Earlier I suggested that Jones was, at the beginning of the story, a bit obtuse. I'd like to revise that. From the beginning, he is sharp, independent, and has his wits about him. He was willing to
leave The Globe newspaper on a moment's notice, knowing that he would have a job 'on another newspaper within an hour.' He's a comer. His only flaw was that -- as he admitted -- hadn't read much on the war in Europe. As such, he was an unexamined thinker, but not by any means dumb. AND, his job was threatened because he 'beat up a policeman in the line of duty.' Though there's not much detail, it seems the scuffle involved payroll theft.

I see redeeming qualities in that as well -- this suggests Jones' willingness to stand up to authorities, even at his personal expense.

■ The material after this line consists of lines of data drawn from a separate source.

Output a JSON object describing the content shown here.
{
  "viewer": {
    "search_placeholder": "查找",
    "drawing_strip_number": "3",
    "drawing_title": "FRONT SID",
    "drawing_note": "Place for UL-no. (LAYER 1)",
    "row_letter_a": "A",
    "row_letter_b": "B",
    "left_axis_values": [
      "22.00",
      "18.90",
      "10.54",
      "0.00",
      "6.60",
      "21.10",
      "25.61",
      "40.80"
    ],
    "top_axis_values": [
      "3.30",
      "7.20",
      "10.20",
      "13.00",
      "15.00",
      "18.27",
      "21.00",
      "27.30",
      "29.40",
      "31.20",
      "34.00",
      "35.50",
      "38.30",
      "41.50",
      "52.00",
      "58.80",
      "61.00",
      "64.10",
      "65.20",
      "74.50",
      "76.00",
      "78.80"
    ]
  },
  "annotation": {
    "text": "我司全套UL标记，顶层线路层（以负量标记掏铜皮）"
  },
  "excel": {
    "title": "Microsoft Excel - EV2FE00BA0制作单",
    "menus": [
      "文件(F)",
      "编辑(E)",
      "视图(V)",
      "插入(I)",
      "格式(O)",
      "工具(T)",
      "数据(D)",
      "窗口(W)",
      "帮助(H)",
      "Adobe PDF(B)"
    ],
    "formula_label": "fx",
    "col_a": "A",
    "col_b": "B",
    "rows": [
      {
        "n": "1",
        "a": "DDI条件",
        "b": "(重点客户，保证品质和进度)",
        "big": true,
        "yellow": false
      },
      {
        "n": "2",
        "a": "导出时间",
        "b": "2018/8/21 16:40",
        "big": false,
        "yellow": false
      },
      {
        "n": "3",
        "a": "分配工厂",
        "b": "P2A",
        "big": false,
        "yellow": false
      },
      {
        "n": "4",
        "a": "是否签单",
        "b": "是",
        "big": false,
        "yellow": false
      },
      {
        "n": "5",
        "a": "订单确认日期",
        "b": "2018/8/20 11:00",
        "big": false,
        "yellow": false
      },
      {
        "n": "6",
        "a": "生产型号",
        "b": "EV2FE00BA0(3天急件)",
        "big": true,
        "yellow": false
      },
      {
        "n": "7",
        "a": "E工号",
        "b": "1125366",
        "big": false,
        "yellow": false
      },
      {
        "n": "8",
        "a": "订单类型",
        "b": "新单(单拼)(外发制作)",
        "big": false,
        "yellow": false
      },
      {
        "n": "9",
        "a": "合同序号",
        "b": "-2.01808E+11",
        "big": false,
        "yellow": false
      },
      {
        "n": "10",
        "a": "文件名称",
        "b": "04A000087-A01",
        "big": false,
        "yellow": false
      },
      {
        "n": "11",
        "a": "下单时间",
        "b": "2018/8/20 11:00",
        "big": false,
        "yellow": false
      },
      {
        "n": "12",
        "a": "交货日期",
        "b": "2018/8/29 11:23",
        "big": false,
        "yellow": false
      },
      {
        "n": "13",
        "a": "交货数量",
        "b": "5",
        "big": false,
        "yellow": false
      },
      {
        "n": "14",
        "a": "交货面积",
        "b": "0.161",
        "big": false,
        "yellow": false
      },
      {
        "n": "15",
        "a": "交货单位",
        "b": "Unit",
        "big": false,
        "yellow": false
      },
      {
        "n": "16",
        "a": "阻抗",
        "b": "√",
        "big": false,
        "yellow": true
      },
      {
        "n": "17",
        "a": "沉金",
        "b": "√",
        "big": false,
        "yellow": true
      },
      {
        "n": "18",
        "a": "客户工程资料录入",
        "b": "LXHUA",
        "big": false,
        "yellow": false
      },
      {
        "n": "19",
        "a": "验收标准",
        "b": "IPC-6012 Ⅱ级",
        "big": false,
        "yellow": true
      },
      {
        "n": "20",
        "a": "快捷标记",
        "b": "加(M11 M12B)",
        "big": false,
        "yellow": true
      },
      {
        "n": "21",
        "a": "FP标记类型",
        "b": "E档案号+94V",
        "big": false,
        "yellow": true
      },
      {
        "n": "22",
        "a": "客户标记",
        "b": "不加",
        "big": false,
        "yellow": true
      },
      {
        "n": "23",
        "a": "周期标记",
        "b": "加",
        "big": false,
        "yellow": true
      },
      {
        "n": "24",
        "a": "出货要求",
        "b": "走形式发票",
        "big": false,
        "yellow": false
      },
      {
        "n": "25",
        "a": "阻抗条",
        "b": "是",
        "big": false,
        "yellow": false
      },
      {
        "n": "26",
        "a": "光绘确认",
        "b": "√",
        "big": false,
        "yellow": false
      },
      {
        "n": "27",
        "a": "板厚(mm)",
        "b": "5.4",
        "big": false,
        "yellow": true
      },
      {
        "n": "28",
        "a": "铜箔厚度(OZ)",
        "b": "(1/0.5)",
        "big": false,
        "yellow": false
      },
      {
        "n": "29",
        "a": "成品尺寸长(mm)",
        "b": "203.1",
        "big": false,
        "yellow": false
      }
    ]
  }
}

So, it was somewhat ironic that Jones -- an archetypally "little guy" -- would mock Carol Fischer's group (Laraine Day) for being a 'small band of amateurs who take on the big warmakers.' The worst that could be said of Jones was that, in the words of his editor, he had "a fresh, unused mind." Not a bad place to start, really.

Here's another wink, I believe, from the director. After narrowly escaping his pursuers at the Hot(el) Europe, Jones finds himself "trapped" in Carol Fischer's room. He realizes there's no easy way out of the hotel itself, and says: "If I could only get out -- that's the Hitch, all right." I can hear Hitch telling screenwriter Charles Bennett in a script conference, "Mr. Bennett, I suggest we trap our friend in the Hotel, in Miss Fischer's room, in his underwear."